Before I’d established my tiny crew of fellow local moms, I aggressively befriended – or tried to befriend – any woman with a baby who looked vaguely friendly. I’d try my luck in cafes, playgrounds, baby classes, yet with only minimal success (one find, a Cambridge-educated Irish lawyer, “forgot” her wallet on our date, leaving me to pay for her expensive glass of wine).
So I clung gratefully to one of my café pickups, Marta, with whom two or three pleasant playdates (or rather: mommy walking dates) had taken place. I had rosy hopes for more as her kid was cute and reminded me of my own. But one day, strolling along the dark and wintry main drag that connected our two adjacent neighborhoods, things took a turn for the ominous. She told me she had googled me, and politically, we were very different. She had to tell me she had two red lines, across which she would not go for anyone, even me, for the sake of our babies. I waited nervously. She would not tolerate any hint of Russian apologism over the invasion of Ukraine, and she would not countenance any nationalist sentiment (I live in London so this was mainly about Brexit). I hastened to reassure her that I was very anti-Kremlin, and not overly opinionated about Brexit. I hoped I’d passed the test, but I hadn’t, as I never heard from her again.
This is a version of a dynamic playing out on a huge scale across the Anglosphere. In the US it has become commonplace to sever ties not just with the friends and acquaintances you disagree with, but family members too: one in five Americans has done this.
The left, in particular, are pioneers of contemporary censorship and ostracization. Their impulse has been to banish and punish those whose views they don’t just disagree with, but whom they believe are “toxic” (itself a leftist word). They don’t engage. They insult. They gave us cancelling, boycotting (mostly of Israel), no-platforming, triggering, bullying, micro-aggressions and firing people for wrong-think.
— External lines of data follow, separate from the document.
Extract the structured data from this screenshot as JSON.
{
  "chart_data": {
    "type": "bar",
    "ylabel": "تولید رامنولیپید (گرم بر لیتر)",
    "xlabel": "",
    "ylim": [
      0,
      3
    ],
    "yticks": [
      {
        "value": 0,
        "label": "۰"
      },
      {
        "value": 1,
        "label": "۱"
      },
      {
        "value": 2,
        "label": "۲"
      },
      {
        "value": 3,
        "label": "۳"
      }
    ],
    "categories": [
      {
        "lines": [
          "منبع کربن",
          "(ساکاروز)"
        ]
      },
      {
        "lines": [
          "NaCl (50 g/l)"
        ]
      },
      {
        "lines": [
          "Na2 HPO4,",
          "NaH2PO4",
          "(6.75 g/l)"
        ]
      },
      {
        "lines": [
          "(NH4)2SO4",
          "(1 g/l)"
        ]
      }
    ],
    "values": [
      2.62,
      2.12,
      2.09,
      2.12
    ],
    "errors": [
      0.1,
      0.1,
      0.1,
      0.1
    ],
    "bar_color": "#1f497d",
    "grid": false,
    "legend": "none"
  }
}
But since Black Lives Matter, gulfs too big to be bridged have sprung up throughout society largely because of the left’s vengeance for those who don’t sufficiently sign up to allyship in all its forms. Covid brought new splits, over the vaccine and lockdown, and exacerbated those that came with the mad fact of Donald Trump’s ascendancy. Now there’s Gaza and free speech on campus, selectively defended by the heretofore censorious left expressly for those who want to legitimize Hamas, and abortion. The right has given as good as it got, and in places become just as histrionic and insane-seeming as the left.
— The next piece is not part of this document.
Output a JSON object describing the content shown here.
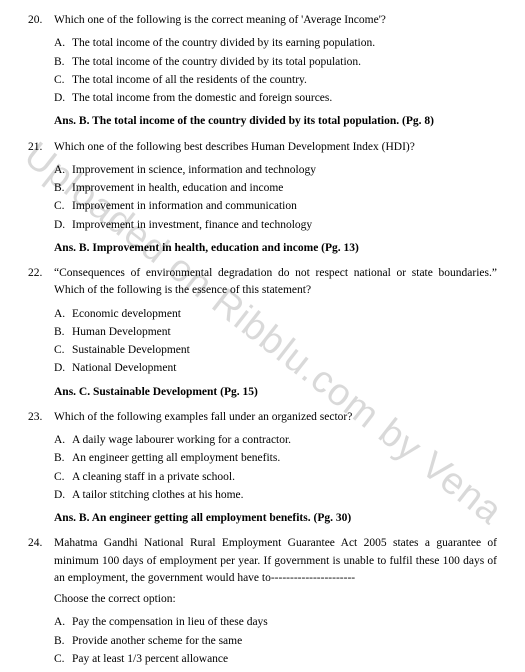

But the brutality of the left towards those whose views they don’t like is beyond compare, largely because of its smug sneeriness. In a recent New York Times piece by David Litt, a former Obama speech-writer, headlined “Is it time to stop snubbing your right-wing family?”, Litt writes about the “strategic frostiness” with which he treated his brother in law, who did not take the Covid vaccine. He then learns, through being forced to surf (his new obsession) with the brother in law (a much better surfer and valuable guide and protector on the waves), that he was a nice guy, and that it is possible to like people with whom you have serious differences.
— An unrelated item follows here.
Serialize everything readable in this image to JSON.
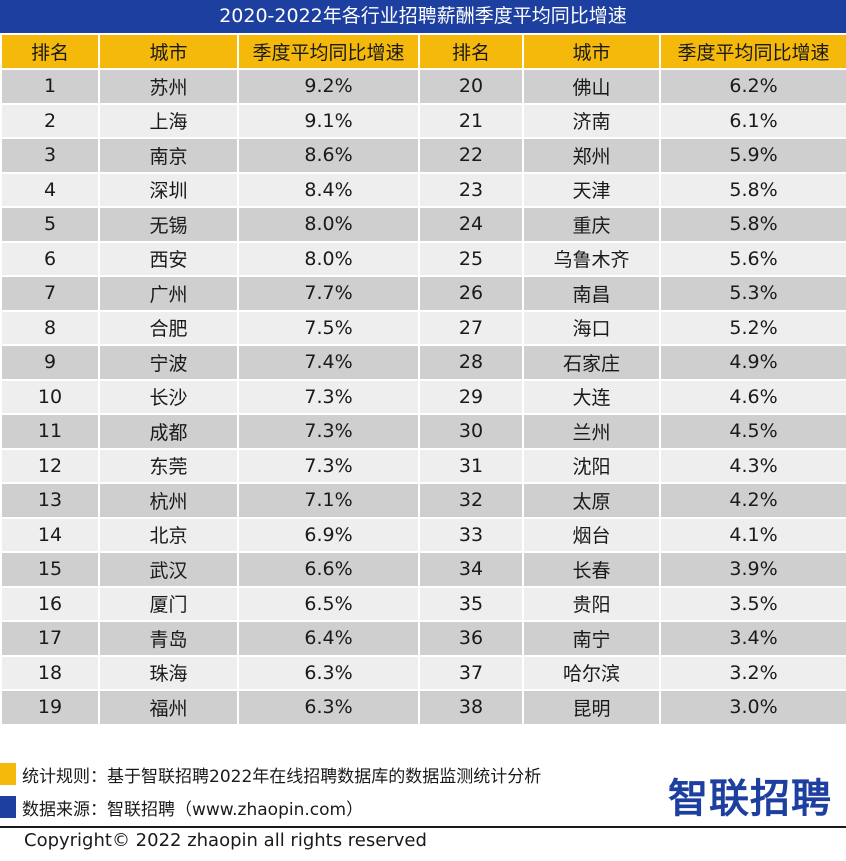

It’s funny how the left assumes that such “strategic frostiness,” even to family, is one-way. It doesn’t appear to occur that the right might want to snub their left-wing family. But there are plenty of areas where Conservatives may want to do just that. Over the trans issue, for instance, or Gaza, or abortion.
It’s not that choosing not to associate with people over political issues is entirely unreasonable or a sign of times gone mad. Because sometimes politics is a broadcast of how you view life and death; who should live and who should die. During Covid I made no bones about shunning vaccine refuseniks because why should my health and that of those I care for be imperiled by someone freely chosen death-baiting anti-rationalism? Now, though, I wouldn’t care so much.
I am staunchly pro-abortion but happily associate with pro-Lifers. Ditto people who disagree with me over trans issues. But there is one issue that reliably sends me “strategically frosty.” I find it hard to be civil to a person wearing a keffiyah or any other garb from the Palestine movement, including around a family table. This is because, more than ever after October 7th, it is a direct insult to me, and to Jews everywhere, whether they recognize it or not (and many do not). It is not some peace-loving good-faith movement against oppression and never was. There’s a reason Palestinianism has had its strongest outing ever since Hamas’s attempted second Holocaust: it celebrates the destruction of Israel, with only the most fleeting exceptions. Why would I want to be friendly with someone whose politics align with those who want me dead?
Anyway, as David Litt says, it’s become almost impossible to persuade people out of their views; the right as much as the left. Does a little part of me hope, by being frosty, to make the Palestine-fanciers think twice? Of course it does. But I know it won’t happen. The only benefit to this behavior is the avoidance of a more flagrant form of disapproval: an all-out scrap.